When we saw Vampyr last year at E3 we came away from the presentation impressed by how the Action RPG from Dontnod Entertainment and Focus Home Interactive blended vampiric lore, action gameplay and ambiguous moral choices. Taking on the role of Dr. Jonathan Reid, a physician who has swore to do no harm, you must make difficult decisions on who, if anyone, to feed on in order to increase in power. We had a chance to see the gameplay again and find out how much it has progressed in a year.
The demo began in a hospital that serves as sacred neutral ground between vampires and the guard that hunts them in 1918 London, that is beset at the same time with a terrible outbreak of the Spanish flu. After speaking with a doctor there you are tasked with finding the location of an individual who has left the hospital, and madness and murder seem to have followed him. This is a core mechanic of the game, as every NPC has a name and a story and is a potential target to be healed or fed upon, and interacting with each of them will be how you unlock clues to better learn about them, their contributions to society and the various quests and tasks they may have for you. You get the sense that a lot of the gameplay will revolve around making your way through the streets, talking to everyone to learn their tales and that should make fans of deep narratives feel hopeful.
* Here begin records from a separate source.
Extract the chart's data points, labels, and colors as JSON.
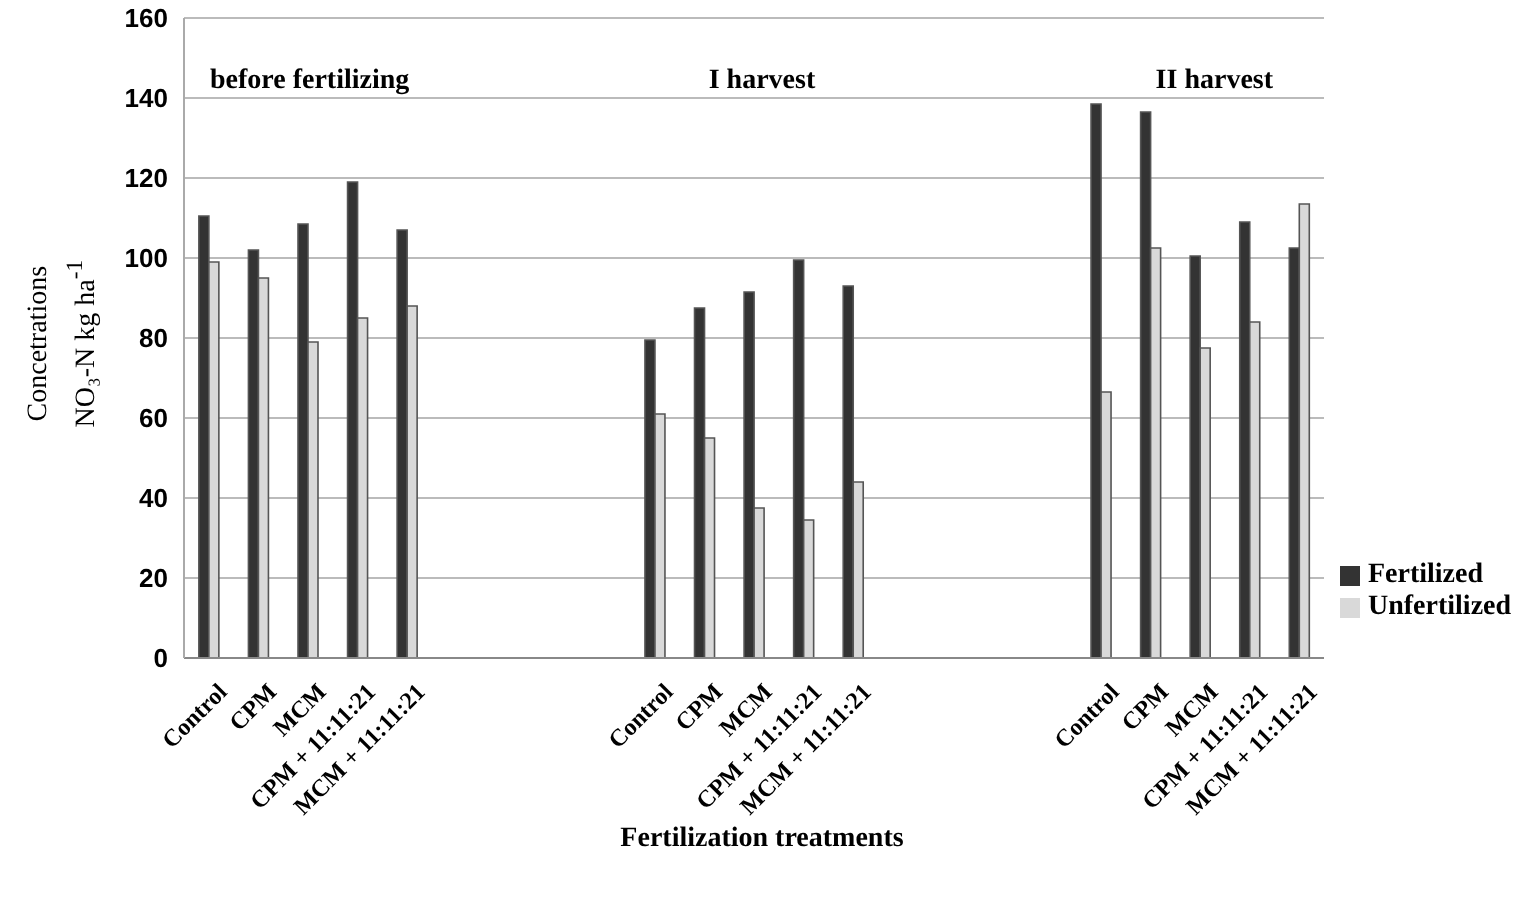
{
  "chart_data": {
    "type": "bar",
    "xlabel": "Fertilization treatments",
    "ylabel": "Concetrations NO₃-N kg ha$^{-1}$",
    "annotations": [
      "before fertilizing",
      "I harvest",
      "II harvest"
    ],
    "categories": [
      "Control",
      "CPM",
      "MCM",
      "CPM + 11:11:21",
      "MCM + 11:11:21",
      null,
      null,
      null,
      null,
      "Control",
      "CPM",
      "MCM",
      "CPM + 11:11:21",
      "MCM + 11:11:21",
      null,
      null,
      null,
      null,
      "Control",
      "CPM",
      "MCM",
      "CPM + 11:11:21",
      "MCM + 11:11:21"
    ],
    "series": [
      {
        "name": "Fertilized",
        "color": "#333333",
        "values": [
          110.5,
          102,
          108.5,
          119,
          107,
          null,
          null,
          null,
          null,
          79.5,
          87.5,
          91.5,
          99.5,
          93,
          null,
          null,
          null,
          null,
          138.5,
          136.5,
          100.5,
          109,
          102.5
        ]
      },
      {
        "name": "Unfertilized",
        "color": "#d9d9d9",
        "values": [
          99,
          95,
          79,
          85,
          88,
          null,
          null,
          null,
          null,
          61,
          55,
          37.5,
          34.5,
          44,
          null,
          null,
          null,
          null,
          66.5,
          102.5,
          77.5,
          84,
          113.5
        ]
      }
    ],
    "ylim": [
      0,
      160
    ],
    "yticks": [
      0,
      20,
      40,
      60,
      80,
      100,
      120,
      140,
      160
    ],
    "grid": "y",
    "legend": "right"
  }
}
Once you set out, Jonathan can make use of a vampire sense that allows him to sense blood trails and detect the emotional (hearbeat) state of the NPCs. This version of London is completely open to you to explore and discover its various secrets and hidden areas and you can navigate however you please, including using vampiric skills to teleport to hard to reach elevations. As you progress you will run into packs of vampire hunters, and staying out of their way will keep you from combat. Get too close and they’ll issue two warnings, after which they will attack.
Once in combat, you’ll be making use of a variety of melee and ranged weaponry as well as vampiric abilities. Your weapons can all be upgraded via crafting by using items you loot from your travels, and you unlock new vampire abilities by leveling up through killing foes, completing tasks and feeding on people. Combat plays out in a Bloodborne like fashion, although I’ll take pains to say it’s not a direct comparison, only a general framework. You can gain the advantage on foes by stunning them when their back is turned and also feed on them to regen health. It all works well and it’s fun to see the weapons and skills work together and in the case of the skills some of them are a lot of fun to witness in action, such as a petrification skill that lets you do damage to a foe by hardening their blood.
However, killing foes is not the best way to level up in the game. That distinction goes instead to sacrificing citizens. To find who to feed on you bring up a menu in the game that shows you the citizens in the district, some of which are unknown and must be discovered. In the gameplay demo we were unraveling the mystery of an unsavory man who lost his mother’s necklace. Upon investigation we discovered he had lost her necklace while murdering others and was remorseless. Speaking to his mother, we learned that she was a caretaker for an orphan as well. When choosing who to feed on for leveling, we had to make a choice between these intertwined people. The natural choice was the murderous son, but upon inspection his health was poor and his blood would not give a large XP gain. The noble mother however was in good health and her blood yielded much more power. In tragic for her, but good for us fashion, taking her life was the path of power. This was a weighty choice that carried tremendous emotional heft and is going to make for some really memorable moments.
Killing the populace for food has its drawbacks as it allows the districts to descend into a state of being overrun by diseased beasts. You can finish the game with every district in London gone to hell but the streets will be full of these deadly Skals. This is the choice you must make, between power for yourself or stability of the city. It’s an intriguing extra layer of morality that you must choose between and gives Vampyr a philosophical bend that few games have. The consequences are real and that’s a wonderful thing, even if it calls into question our desires.
The atmosphere of Vamypr is heavy. It’s a gloomy descent into our base urges and really presents you with the tough choices of a murky life. A game like that will live and die by it’s narrative and the dialogue we’ve seen so far is well crafted and engaging; you want to know about these people. Rounding it out is a combat system that serves the story, not overshadows but it certainly holds its own. If the rest of the game is as we’ve seen, Vampyr has some strong sleeper potential.